An Open Letter To The Quarantine Glow-up I’m Never Going To Get

Like most relationships, we started out hopeful. I was stuck at home while the prime minister turned the global pandemic into a PR stunt, and you were there for me, full of possibilities. You were the silver lining in a really dark cloud – the ‘after’ image in a photoshopped fitness campaign. You were the cool kid in school EVERYONE wanted to get to know and somehow, I thought I’d win you over with all my metaphors (I didn’t).

Looking back, I realise that my infatuation with you, like my short-lived crush Noah Centineo, started because of the internet. Except you were a lot more versatile. My best friend started working on her soon-to-be-published collection of poems. My ex decided to break-up with his beer belly. And a colleague, who until recently had never cracked an egg, was now making pasta from scratch. And it was all up there on their Instagram stories, one trending hashtag at a time.

The millennial antidote to coronavirus was perfectly Instagrammable snippets of ‘self-growth’.

So I jumped in, headfirst. I cooked an elaborate meal, every day for two days. I looked up countless ‘how to write a bestseller’ articles. I tried starting my own blog and ran out of things to say in a grand total of three hours. I watched fitness videos, woke up at 6 am (before remembering that I was up googling coronavirus symptoms till 2 am), and went back to sleep. I even tried to deal with the stress of the world crumbling by ‘sweating it out’. So in my AC-free flat, I decided to take on Mumbai’s humidity and my cellulite by doing a 15-minute workout every time something stressed me out.

After three days of stress workouts, I was still stressed and had grown to accept the fact that my cellulite probably was not the biggest problem in the world. Or my house. I wanted to take those selfies with the perfect six pack. I wanted to post #delish #yummy #homemade food photos. I wanted to come out of this with a shining new personality, shinier hair, and a blueprint to what the rest of my life was going to look like.

Except, as the ‘encouraging’ tweets and ‘self-care’ posts piled up, I realised… that maybe I just wanted to come out of this. That you were nothing more than a forgotten item on a checklist I made after watching way too many makeover videos.


Also read: How the COVID-19 Lockdown Has Changed the Way We Fall in Love


So I took a break from you. In true millennial style, I ghosted you. You kept popping up in stories, Jay Shetty tweets, and videos. But I ignored you until I finally decided to block you the only way I knew how – I got off social media. I stopped worrying about the fact that Neha from college has scored a book deal DURING lockdown. That, while the rest of us were dealing with pay cuts and zero appraisals, Rahul from HR had managed to bag that promotion.
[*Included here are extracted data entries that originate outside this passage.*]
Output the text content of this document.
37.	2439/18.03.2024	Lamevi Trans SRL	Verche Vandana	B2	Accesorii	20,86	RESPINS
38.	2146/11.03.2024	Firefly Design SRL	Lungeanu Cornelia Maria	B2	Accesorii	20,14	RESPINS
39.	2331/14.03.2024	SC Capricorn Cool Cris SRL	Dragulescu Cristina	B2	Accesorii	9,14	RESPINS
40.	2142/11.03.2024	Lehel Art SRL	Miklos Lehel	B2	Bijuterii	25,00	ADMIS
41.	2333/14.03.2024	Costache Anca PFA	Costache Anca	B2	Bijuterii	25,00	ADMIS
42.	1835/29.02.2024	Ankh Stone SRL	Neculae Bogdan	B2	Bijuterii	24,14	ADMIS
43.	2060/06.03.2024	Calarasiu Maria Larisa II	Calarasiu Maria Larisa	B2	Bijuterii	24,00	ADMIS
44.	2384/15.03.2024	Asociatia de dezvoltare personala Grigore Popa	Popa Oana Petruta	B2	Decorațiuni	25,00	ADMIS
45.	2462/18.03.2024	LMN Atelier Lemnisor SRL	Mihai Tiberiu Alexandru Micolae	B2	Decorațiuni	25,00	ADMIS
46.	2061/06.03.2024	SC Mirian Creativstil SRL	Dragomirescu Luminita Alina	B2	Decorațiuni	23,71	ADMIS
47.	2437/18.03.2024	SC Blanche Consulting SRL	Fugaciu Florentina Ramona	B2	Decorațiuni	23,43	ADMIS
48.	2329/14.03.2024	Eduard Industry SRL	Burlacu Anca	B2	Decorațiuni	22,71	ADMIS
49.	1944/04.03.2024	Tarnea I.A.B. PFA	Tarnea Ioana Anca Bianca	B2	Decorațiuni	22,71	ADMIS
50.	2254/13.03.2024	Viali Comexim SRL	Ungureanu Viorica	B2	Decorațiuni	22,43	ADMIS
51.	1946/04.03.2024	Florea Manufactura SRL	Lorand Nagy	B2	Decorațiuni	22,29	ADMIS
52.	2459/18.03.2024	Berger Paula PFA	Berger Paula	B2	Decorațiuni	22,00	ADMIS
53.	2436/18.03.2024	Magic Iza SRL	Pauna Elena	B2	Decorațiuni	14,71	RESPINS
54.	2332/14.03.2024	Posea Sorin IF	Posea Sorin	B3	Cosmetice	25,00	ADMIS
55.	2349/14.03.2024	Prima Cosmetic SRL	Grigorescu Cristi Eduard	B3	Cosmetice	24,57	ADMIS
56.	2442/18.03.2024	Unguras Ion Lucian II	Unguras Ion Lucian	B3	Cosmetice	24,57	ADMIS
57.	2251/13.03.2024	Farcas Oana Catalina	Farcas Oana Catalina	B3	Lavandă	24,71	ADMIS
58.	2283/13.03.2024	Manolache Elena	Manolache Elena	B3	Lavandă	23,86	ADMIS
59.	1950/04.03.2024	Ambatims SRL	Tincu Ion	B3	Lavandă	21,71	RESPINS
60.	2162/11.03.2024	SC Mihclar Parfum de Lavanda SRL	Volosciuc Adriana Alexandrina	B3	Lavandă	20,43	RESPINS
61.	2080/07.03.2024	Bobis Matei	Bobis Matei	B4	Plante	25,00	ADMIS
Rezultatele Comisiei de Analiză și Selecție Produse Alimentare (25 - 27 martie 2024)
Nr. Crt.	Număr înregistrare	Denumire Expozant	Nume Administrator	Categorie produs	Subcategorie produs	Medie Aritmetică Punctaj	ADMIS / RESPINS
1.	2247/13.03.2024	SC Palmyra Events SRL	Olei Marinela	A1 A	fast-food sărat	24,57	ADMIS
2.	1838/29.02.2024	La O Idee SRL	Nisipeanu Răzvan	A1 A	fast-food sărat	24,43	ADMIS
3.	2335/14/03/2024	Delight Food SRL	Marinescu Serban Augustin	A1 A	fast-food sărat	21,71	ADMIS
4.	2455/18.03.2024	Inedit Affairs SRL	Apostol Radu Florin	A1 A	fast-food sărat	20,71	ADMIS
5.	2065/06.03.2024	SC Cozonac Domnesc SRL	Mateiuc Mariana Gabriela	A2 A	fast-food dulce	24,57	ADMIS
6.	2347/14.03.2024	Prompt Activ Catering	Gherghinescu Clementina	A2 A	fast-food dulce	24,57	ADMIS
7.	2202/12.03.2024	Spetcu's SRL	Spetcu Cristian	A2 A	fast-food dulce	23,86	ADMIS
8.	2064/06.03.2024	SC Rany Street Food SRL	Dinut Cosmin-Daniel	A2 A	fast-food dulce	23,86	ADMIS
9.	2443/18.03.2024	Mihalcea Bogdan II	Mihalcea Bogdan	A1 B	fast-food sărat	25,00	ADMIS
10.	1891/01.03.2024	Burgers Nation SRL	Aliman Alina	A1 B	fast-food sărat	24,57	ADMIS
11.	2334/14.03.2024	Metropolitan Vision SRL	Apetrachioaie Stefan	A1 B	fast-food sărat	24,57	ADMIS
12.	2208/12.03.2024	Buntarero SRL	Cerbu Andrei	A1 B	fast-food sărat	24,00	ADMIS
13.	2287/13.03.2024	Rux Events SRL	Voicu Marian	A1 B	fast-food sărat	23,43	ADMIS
I stopped worrying about the abs, the KimK butt workouts, the ‘easy’ dishes that took two hours to make. And instead, I gave myself the space to worry about the things I couldn’t ignore. My job. Migrant workers. My parents, who are currently in a different city. The fact that I might be carrying the virus, even if I show zero symptoms. What a post-pandemic world is going to look like. And somehow, after all the worrying, I decided to exercise. Because I wanted to.

Turns out, (figuratively) walking away from you was the best thing I could do for us. It stopped me from comparing myself to the world and rating the way I was dealing with a crisis. Suddenly, I was doing things because I wanted to – not because everyone else was doing it. I was exercising because it felt like a nice change from aimlessly staring at the ceiling. I was cooking simply because I was tired of takeout. I was writing because giving myself the freedom to worry actually left me with a lot to say. Somehow, I had made my own Instagrammable routine. One that had zero pics and zero views. Growth that definitely wouldn’t make its way to a #10yearchallenge.

Even though I have changed, I definitely haven’t ‘glowed-up’. There are days when all I can do is muster the energy to reach for the TV remote. I’ve burned more food than I care to admit. And even when I work out, I sometimes cheat.

When this lockdown ends and we return to the new normal, I won’t have a flat stomach, a recipe book, or a brand new hobby. I’ll have, quite simply, survived. And honestly, I think that’s all any of us can really do. So while I might revisit you when I’m 30 and still single, I think it’s time for me to look you in the eye, and move on.